Even for extremely healthy people, coping with excessive heat is fraught with difficulties. But for the young and the elderly, there are even more risks involved.
Each demographic is more susceptible for different reasons. In the case of the very young, their bodies are not fully developed enough to adapt easily to severe changes in temperatures. For the elderly, it is their fragility that leads to the same issue.
While we are coming to the end of yet another Australian summer, it doesn’t mean the risk of excessive temperatures has abated until next Christmas.
For anyone who lives in Australia, we all know how quickly the weather can turn—and a scorcher can come out of nowhere.
With that in mind, prevention is better than cure—as they say. For all of us there are obvious precautions to follow, such as staying hydrated and covering up, but what are the more specific steps you can take to care for both the very young and the elderly when the thermometer starts to rise?
- Stay informed: keep up-to-date with the weather reports and forecasts. If it’s scheduled to go above 30 degrees, then staying inside with the air conditioning on may be the best option. Knowledge is power.
- Talk to a doctor: It’s advisable to see if any medication is likely to increase the chances of heat stress. The doctor may be able to change or reduce doses during hotter periods of the year.

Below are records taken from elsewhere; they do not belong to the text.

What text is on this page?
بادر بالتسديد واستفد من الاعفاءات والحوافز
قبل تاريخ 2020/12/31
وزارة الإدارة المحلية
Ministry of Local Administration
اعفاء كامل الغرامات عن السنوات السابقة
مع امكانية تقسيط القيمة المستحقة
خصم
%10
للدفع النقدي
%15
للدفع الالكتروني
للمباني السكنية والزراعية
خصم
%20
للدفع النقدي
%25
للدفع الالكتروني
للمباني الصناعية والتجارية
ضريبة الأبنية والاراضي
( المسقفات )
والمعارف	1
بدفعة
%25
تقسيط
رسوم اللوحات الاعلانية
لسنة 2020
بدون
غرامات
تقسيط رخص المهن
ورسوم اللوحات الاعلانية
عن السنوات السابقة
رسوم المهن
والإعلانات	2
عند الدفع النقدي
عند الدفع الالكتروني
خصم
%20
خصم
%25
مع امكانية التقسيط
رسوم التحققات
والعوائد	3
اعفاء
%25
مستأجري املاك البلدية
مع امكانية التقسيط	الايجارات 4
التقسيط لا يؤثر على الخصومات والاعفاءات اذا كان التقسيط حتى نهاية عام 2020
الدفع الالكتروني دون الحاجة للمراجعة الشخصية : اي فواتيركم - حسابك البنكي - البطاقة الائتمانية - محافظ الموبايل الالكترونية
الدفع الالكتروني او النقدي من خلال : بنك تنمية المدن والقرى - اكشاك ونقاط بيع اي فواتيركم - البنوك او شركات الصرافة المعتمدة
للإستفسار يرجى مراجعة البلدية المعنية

- Make plenty of people aware: The more members of your family who are aware of the risks of an elderly relative, the better. Having a readily-available copy of patient information is vital—especially for doctor information in case of an emergency. Like many people checking regularly on an elderly relative is also fantastic—making sure he or she is doing well and accommodation is adequately cool and ventilated.
- It’s great for the elderly to maintain a usual routine, but they simply need to be savvy about the extra dangers. Dressing appropriately, protecting the eyes, and not staying out too long are all important factors to remember.
The Very Young
- Babies are obviously the most at-risk in hot weather. They quickly overheat when temperatures rise, so plenty of fluids are imperative, as is letting your baby sleep in the coolest part of the house, and the biggest no-no of all: never leave your baby in a hot car.
- Lots of airflow throughout a house or room is vital. A fan is excellent, but not directed straight at the child.
- For young children, it is best to dress them in light, cool clothing that will still protect them from the sun. And of course, any exposed areas need to be covered with sunscreen.
- If your child is already sick in hot weather it is imperative to give them extra care and watch for signs of illnesses escalating or dehydration sets in.
- Have your doctor’s number ready in case of any emergencies.
In situations of extreme heat, it is best to apply common sense. However uncomfortable you may be feeling is only going to be exacerbated for the very young or the elderly. Put yourself in their shoes and everyone can stay comfortable and safe on those hot Aussie days.
Disclaimer: We are not medical professionals – this is general information only. If you think you are experiencing the described conditions, seek medical attention immediately.